Despite this rather unpromising environment George’s artist leanings did come to the fore. At the age of twenty-one, he entered the Brooklyn, New York studio of James McDougal Hart (1828-1901). Hart is one of the more important artists of the second generation of Hudson River School painters. The two most likely met in James Smillie’s engraving studio where Hart’s work was frequently reproduced.
In 1861, George Smillie began his long association with the National Academy of Design with his first exhibition. He would exhibit there every year until his death. At about 1863 George and his oldest brother James David began to work very closely together. They traveled to the same picturesque locations around the country and Europe during the summers. In New York they occupied adjacent studios and lived together for a time. Such was their closeness and relative lack of competitiveness they worked on each other’s paintings, provided sketches for one another and shared joint commissions from patrons who ordered a painting from both. When one was sick the other would take over teaching duties and prepare the other’s paintings for exhibition. In this way the two brothers spent almost twenty years before they each married within weeks of each other. Although married the brothers did remain close and supportive until James David’s death in 1909.

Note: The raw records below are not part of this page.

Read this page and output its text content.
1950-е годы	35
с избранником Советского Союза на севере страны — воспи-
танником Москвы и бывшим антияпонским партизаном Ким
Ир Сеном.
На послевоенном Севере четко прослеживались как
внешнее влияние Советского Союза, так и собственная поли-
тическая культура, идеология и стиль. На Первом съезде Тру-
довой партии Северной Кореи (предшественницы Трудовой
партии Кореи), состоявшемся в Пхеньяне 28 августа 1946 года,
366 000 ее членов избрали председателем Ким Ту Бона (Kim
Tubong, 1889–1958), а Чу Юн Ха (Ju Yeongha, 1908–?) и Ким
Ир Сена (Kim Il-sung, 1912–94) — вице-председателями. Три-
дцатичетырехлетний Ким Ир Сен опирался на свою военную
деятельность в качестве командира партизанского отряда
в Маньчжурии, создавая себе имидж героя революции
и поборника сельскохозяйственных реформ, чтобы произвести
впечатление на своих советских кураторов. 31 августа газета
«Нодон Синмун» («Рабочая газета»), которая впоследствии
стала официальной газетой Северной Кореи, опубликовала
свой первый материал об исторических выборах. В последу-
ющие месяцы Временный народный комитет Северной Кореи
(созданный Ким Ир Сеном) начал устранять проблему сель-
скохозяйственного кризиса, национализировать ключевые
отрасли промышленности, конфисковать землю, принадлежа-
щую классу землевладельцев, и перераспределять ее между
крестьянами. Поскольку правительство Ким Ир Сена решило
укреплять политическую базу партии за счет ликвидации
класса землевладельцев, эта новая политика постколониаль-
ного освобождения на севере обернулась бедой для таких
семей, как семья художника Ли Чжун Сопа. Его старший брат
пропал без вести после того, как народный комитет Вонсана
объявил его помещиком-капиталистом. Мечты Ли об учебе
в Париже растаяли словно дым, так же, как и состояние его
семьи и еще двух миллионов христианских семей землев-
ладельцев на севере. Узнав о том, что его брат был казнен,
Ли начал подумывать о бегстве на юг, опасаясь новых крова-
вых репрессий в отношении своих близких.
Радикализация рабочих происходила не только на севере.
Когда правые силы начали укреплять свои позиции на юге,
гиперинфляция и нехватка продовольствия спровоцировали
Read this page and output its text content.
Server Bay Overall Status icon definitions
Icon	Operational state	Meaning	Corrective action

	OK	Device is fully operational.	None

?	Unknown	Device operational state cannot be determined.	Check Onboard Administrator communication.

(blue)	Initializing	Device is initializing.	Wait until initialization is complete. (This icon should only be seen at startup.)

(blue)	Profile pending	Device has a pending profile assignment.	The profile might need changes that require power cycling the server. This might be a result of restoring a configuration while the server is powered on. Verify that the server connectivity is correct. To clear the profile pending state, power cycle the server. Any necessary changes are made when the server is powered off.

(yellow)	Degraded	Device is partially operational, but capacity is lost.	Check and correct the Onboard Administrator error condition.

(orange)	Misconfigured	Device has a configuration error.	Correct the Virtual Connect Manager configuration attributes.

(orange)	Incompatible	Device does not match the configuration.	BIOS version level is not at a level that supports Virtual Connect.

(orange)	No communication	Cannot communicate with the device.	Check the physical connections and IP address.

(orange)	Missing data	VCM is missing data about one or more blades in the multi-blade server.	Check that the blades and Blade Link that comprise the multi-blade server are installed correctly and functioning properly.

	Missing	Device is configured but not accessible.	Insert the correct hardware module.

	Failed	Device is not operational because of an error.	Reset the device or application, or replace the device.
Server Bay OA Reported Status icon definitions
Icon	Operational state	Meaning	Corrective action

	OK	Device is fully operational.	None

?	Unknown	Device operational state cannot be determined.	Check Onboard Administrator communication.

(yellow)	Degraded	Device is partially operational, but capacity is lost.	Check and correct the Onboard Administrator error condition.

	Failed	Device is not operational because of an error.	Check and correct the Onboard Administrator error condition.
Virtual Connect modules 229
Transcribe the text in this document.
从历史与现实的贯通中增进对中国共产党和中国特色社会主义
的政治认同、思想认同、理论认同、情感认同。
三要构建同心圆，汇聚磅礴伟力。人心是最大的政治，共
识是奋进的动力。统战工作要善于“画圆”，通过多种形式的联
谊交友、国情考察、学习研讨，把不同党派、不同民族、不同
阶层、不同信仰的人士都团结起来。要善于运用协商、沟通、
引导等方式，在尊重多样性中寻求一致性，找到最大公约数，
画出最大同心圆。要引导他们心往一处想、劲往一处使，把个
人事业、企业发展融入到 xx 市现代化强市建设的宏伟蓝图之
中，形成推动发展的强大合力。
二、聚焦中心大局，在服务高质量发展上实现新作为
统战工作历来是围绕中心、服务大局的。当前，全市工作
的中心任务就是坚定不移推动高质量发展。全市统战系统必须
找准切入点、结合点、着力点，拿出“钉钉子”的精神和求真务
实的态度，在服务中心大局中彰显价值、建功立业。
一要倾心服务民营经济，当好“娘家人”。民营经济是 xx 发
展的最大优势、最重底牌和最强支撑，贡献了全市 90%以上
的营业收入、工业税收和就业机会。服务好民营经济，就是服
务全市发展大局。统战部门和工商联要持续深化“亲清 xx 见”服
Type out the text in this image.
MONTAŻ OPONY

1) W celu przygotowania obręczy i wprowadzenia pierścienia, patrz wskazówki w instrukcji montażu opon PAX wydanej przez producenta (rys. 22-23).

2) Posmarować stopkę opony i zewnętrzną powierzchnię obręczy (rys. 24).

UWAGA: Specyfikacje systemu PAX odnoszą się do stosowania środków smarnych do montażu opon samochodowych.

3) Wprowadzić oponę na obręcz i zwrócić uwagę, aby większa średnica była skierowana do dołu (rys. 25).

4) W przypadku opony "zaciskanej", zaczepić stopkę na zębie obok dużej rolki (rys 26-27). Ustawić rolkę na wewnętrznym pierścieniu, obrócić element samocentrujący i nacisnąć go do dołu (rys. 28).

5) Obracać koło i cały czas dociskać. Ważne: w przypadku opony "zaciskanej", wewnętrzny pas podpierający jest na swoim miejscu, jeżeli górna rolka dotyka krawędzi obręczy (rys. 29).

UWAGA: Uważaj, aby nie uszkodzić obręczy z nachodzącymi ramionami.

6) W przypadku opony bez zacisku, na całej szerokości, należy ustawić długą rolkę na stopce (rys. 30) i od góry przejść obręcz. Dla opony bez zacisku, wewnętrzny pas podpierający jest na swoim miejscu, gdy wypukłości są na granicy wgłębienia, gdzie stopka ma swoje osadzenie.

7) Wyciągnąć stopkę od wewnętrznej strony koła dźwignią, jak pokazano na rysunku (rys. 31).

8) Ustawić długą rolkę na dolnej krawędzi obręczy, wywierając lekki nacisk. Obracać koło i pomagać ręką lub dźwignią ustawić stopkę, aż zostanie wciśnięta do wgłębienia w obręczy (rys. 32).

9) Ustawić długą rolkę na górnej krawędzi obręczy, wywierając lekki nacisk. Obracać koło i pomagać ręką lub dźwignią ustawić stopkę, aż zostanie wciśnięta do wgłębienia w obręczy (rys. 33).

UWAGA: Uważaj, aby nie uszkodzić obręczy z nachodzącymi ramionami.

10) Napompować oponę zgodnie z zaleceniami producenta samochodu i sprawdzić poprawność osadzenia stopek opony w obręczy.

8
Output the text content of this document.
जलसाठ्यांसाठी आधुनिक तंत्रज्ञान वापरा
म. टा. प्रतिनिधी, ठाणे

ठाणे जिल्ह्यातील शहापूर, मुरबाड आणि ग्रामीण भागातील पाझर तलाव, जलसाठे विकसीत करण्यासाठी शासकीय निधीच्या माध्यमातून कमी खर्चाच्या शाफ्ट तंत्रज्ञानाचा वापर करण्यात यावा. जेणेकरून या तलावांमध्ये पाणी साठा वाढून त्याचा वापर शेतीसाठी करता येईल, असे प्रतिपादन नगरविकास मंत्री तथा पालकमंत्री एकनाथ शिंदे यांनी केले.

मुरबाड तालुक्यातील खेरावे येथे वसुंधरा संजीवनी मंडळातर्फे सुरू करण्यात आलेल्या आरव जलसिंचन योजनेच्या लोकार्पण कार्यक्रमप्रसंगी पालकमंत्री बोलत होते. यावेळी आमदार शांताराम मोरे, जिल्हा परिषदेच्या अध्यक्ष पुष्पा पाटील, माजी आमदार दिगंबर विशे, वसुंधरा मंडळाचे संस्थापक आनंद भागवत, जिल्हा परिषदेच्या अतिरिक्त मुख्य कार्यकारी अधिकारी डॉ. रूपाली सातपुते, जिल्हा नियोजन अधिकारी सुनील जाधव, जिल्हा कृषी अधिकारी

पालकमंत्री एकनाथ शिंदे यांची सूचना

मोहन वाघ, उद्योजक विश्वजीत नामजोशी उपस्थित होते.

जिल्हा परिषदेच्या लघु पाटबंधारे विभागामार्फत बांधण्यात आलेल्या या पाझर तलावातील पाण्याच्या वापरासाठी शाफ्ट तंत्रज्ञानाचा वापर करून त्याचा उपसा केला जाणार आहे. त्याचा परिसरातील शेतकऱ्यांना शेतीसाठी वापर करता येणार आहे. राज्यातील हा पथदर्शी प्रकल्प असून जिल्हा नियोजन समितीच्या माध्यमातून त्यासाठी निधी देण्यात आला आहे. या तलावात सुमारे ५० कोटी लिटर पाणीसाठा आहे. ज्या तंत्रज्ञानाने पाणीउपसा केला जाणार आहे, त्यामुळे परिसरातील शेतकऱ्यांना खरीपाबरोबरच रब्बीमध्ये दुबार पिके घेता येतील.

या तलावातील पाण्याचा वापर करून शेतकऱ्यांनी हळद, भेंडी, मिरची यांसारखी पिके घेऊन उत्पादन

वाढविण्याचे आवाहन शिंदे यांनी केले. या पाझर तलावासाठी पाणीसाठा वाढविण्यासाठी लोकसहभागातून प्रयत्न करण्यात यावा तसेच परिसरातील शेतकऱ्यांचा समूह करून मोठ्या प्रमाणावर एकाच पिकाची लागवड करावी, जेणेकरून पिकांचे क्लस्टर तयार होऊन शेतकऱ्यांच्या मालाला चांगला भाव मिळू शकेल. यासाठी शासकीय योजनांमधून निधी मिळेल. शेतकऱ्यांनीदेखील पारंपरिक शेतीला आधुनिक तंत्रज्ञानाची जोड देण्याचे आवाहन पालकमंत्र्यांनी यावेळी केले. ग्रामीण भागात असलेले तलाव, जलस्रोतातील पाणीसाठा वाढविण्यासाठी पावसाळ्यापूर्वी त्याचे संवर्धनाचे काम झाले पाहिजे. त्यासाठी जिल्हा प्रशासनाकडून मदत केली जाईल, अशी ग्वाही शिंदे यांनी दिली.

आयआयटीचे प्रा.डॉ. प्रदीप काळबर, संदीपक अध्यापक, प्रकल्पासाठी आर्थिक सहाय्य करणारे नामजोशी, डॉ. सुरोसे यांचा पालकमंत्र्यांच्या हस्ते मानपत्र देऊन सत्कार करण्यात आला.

In 1898, when Springtime on the River was painted, Smillie made his last trip to Europe and England in specific. He left in April and returned in October of the same year. It may be that this painting is one of the three that he exhibited in the annual exhibition at the National Academy of Design of the same year and titled A Spring Idyl.
By the 1890’s George Smillie’s style shifted ever so slightly from the tight and controlled brush work of his earlier painting. While Smillie would not have called himself an impressionist he did however begin to let his brush move about with more freedom and vigor. His palette became brighter and higher keyed though not garish. Springtime on the River is a fine example of Smillie’s evolution from the formality of mid-century painting to a more subtle and evocative treatment of the landscape. Smillie defined his basis of landscape composition as a horizontal line crossed by a diagonal just as we have here. He said of this arrangement, “Yet what diversity of expression may be got out of [these two line] and how much tragedy and sentiment may be told by them!… The longer a man lives the simpler grows his composition.”